Applesauce is a 2015 black comedy film written and directed by Onur Tukel. The film stars Tukel, Max Casella, Trieste Kelly Dunn, Jennifer Prediger, and Dylan Baker.

==Cast==
- Max Casella as Les
- Trieste Kelly Dunn as Nicki
- Jennifer Prediger as Kate
- Onur Tukel as Ron
- Dylan Baker as Stevie Bricks
- Karl Jacob as Wally
- Kevin Scanlon as Officer Prince
- Ariel Kavoussi as Officer Potts
- Kimber Monroe as Cameron
- Jahmani Perry as Principal Clark
- Lisa Tharps as Rain's Mother
- Bill Weeden as Kate's Father

==Release==
Applesauce premiered at the Tribeca Film Festival on April 19, 2015. The film was distributed by MPI Media Group and was released on VOD and DVD on November 24, 2015.

==Reception==

===Critical response===
Applesauce received a positive response from critics. The film holds a 71% positive "Fresh" rating on the review aggregator Rotten Tomatoes. Ronnie Scheib of Variety praised Applesauce as "Onur Tukel's latest and most accomplished microbudget exercise in cynical absurdism" and added, "With its sarcastic dialogue, deadpan humor, believably flawed characters and surreal logic, 'Applesauce' may expand Tukel's growing indie fan base into niche release." Eric Kohn of Indiewire gave the film a modest "B" rating, calling it a "spot-on urban satire." He further wrote:
The movie's third act melts into a series of random twists involving death, multiple acts of vengeance and other peculiar developments, some of which are left unresolved. Even then, however, the wacky, unruly plot has a consistent through line: Tukel invests most of his narrative making terrible people objects of ridicule, with a final punchline suggesting that, in the game of life, everyone's stuck on one side or the other of the same bad joke.

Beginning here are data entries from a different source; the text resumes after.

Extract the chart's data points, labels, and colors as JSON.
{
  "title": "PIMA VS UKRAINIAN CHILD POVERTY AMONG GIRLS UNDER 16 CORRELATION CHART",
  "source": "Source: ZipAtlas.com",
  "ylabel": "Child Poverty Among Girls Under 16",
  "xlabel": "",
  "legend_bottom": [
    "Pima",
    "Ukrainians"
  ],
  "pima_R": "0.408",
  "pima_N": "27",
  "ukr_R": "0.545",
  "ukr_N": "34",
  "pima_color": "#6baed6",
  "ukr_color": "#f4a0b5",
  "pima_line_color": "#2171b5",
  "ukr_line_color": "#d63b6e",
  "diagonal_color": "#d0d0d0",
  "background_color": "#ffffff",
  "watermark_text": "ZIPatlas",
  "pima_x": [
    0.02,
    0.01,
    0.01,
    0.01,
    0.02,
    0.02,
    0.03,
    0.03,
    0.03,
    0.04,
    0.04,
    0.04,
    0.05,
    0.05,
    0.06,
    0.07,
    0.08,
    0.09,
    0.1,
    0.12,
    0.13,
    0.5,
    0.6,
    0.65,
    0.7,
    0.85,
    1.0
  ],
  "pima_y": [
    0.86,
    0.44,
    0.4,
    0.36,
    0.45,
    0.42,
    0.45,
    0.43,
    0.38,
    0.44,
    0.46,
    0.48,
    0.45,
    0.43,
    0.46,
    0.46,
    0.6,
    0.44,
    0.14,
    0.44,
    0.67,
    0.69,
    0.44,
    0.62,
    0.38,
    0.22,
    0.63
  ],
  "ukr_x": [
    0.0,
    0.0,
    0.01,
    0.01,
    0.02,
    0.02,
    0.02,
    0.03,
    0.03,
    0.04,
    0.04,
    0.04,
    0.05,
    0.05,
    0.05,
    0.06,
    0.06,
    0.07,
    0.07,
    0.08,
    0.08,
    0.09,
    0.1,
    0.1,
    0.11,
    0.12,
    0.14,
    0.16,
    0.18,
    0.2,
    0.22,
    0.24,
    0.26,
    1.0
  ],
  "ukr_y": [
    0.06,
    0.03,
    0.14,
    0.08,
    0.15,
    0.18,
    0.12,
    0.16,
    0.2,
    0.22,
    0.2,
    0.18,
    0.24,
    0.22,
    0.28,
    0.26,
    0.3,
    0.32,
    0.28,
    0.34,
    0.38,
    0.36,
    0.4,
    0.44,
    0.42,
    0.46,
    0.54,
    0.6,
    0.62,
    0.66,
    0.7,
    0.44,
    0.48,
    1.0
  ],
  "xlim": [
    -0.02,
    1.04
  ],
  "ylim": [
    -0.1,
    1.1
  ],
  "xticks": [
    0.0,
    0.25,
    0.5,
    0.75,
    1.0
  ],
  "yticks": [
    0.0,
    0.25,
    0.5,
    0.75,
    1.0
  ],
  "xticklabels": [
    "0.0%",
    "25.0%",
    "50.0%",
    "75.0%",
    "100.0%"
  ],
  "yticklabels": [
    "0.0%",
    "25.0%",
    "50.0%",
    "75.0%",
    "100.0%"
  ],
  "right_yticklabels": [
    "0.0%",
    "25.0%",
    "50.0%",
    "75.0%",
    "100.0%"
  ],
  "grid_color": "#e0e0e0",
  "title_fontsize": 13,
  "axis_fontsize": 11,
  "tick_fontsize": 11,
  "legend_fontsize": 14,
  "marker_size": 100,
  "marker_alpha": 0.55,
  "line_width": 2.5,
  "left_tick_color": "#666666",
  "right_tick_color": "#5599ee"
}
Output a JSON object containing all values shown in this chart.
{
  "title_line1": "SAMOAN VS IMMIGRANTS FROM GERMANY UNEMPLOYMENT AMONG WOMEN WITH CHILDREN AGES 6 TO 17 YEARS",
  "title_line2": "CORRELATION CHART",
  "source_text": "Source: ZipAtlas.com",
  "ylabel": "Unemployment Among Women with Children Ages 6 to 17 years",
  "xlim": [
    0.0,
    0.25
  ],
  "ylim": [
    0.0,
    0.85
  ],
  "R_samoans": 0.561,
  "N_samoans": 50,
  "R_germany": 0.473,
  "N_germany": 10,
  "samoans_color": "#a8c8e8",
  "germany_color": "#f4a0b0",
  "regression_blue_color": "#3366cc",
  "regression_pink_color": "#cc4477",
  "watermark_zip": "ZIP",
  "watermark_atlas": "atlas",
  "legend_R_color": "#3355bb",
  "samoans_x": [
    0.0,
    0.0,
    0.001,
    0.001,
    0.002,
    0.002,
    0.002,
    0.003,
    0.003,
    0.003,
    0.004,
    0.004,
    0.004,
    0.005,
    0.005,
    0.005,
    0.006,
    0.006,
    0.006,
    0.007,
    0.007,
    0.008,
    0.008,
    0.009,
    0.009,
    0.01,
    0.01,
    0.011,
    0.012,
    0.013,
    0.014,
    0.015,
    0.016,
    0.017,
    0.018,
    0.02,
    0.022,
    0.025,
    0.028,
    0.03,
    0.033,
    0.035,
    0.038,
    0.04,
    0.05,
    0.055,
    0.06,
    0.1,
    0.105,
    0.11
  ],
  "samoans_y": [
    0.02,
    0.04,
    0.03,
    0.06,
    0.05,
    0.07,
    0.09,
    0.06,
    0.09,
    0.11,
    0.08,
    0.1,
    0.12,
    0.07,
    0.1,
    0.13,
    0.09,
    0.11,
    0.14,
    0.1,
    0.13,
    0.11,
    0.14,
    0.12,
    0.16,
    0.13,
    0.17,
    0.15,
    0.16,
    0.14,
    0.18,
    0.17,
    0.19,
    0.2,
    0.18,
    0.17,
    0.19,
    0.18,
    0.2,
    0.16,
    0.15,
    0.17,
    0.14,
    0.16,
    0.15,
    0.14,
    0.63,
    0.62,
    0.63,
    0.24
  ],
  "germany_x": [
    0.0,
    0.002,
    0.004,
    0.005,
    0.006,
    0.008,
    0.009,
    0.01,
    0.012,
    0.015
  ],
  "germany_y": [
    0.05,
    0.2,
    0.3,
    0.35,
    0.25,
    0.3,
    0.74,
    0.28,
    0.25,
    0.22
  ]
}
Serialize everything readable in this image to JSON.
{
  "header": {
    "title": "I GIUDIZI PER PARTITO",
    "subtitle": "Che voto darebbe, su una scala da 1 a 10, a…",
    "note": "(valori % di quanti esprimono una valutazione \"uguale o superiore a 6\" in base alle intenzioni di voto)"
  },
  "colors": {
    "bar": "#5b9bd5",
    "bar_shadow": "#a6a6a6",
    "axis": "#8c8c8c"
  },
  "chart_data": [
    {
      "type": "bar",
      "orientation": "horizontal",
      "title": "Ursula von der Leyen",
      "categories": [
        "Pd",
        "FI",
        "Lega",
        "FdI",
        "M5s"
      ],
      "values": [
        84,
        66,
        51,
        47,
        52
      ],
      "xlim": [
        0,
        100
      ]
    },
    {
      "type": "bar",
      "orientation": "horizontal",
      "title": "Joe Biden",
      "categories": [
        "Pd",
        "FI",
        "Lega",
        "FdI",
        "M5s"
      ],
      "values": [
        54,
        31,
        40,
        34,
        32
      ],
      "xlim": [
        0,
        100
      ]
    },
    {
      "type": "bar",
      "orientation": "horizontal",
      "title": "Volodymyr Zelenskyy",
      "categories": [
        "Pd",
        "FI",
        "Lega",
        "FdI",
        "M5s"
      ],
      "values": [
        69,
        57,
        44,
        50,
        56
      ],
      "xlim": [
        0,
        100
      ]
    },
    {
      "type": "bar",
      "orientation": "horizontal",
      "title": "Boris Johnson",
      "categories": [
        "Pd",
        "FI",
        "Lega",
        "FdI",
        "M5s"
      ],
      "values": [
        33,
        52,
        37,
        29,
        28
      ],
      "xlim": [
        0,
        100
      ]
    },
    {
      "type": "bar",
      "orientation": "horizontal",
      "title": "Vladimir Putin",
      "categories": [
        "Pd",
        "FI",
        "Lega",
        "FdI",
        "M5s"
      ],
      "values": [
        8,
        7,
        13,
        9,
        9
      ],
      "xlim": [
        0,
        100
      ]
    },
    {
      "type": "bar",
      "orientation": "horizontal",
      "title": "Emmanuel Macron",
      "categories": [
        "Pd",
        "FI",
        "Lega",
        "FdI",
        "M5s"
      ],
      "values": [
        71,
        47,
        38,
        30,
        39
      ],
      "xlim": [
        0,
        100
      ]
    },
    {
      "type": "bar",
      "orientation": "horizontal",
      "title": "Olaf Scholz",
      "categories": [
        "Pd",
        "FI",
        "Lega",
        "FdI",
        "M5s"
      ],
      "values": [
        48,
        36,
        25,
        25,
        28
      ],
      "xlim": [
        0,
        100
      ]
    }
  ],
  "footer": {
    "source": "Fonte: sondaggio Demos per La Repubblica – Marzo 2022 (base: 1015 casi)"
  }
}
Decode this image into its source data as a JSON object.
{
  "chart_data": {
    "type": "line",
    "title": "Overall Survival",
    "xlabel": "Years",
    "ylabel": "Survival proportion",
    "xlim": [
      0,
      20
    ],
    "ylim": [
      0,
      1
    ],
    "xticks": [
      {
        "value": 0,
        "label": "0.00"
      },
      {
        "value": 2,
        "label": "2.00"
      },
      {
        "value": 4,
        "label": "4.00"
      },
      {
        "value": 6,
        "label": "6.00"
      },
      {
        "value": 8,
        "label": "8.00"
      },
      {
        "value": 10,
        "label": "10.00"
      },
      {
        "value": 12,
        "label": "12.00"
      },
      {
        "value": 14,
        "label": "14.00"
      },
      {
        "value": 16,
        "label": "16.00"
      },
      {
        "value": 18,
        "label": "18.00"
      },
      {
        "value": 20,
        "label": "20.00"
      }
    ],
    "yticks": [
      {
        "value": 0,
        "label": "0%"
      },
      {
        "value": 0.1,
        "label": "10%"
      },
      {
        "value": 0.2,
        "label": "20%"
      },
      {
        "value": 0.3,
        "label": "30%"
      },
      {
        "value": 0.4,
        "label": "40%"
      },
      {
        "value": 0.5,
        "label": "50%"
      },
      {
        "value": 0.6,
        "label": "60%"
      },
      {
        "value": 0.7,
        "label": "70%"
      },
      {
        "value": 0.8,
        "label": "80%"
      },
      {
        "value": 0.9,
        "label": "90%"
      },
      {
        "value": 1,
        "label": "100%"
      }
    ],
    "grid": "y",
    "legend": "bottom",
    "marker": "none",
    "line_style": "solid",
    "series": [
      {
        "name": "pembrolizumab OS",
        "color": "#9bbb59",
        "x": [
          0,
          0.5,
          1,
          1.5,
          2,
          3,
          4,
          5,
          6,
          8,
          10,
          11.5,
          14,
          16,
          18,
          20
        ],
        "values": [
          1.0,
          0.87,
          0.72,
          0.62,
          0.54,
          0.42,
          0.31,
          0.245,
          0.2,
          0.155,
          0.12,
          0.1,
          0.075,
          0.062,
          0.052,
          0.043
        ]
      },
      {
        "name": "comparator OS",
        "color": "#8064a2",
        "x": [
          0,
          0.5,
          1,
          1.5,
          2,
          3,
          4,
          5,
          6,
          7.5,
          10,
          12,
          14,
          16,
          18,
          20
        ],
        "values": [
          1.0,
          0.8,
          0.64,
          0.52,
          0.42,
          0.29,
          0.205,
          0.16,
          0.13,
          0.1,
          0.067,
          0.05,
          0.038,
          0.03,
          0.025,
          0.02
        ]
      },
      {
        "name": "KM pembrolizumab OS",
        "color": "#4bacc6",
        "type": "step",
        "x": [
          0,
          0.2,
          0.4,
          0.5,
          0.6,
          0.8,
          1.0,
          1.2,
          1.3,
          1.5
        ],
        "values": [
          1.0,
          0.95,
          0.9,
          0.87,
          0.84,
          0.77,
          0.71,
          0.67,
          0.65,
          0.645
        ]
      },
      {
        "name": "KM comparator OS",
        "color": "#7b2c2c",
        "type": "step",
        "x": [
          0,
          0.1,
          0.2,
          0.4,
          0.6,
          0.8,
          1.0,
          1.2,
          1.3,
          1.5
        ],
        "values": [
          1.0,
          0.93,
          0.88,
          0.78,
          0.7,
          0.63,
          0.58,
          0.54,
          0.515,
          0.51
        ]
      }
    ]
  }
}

Conversely, Justin Lowe of The Hollywood Reporter criticized the script for possessing "an unfavorable view of human nature that it’s difficult to identify any likeable characters, most of whom are constantly scheming to manipulate and discredit one another." He added:
As the principal instigator, Tukel bestows Ron with an outsize share of unpleasant qualities that are elaborated with a tiresomely repetitive performance that draws the supporting cast into a diminishing spiral of criticism and retribution. Their sometimes vague motivations and a series of implausible plot developments are further off-putting factors periodically derailing the narrative, which consistently struggles to connect, despite the film’s passable indie-production aesthetic.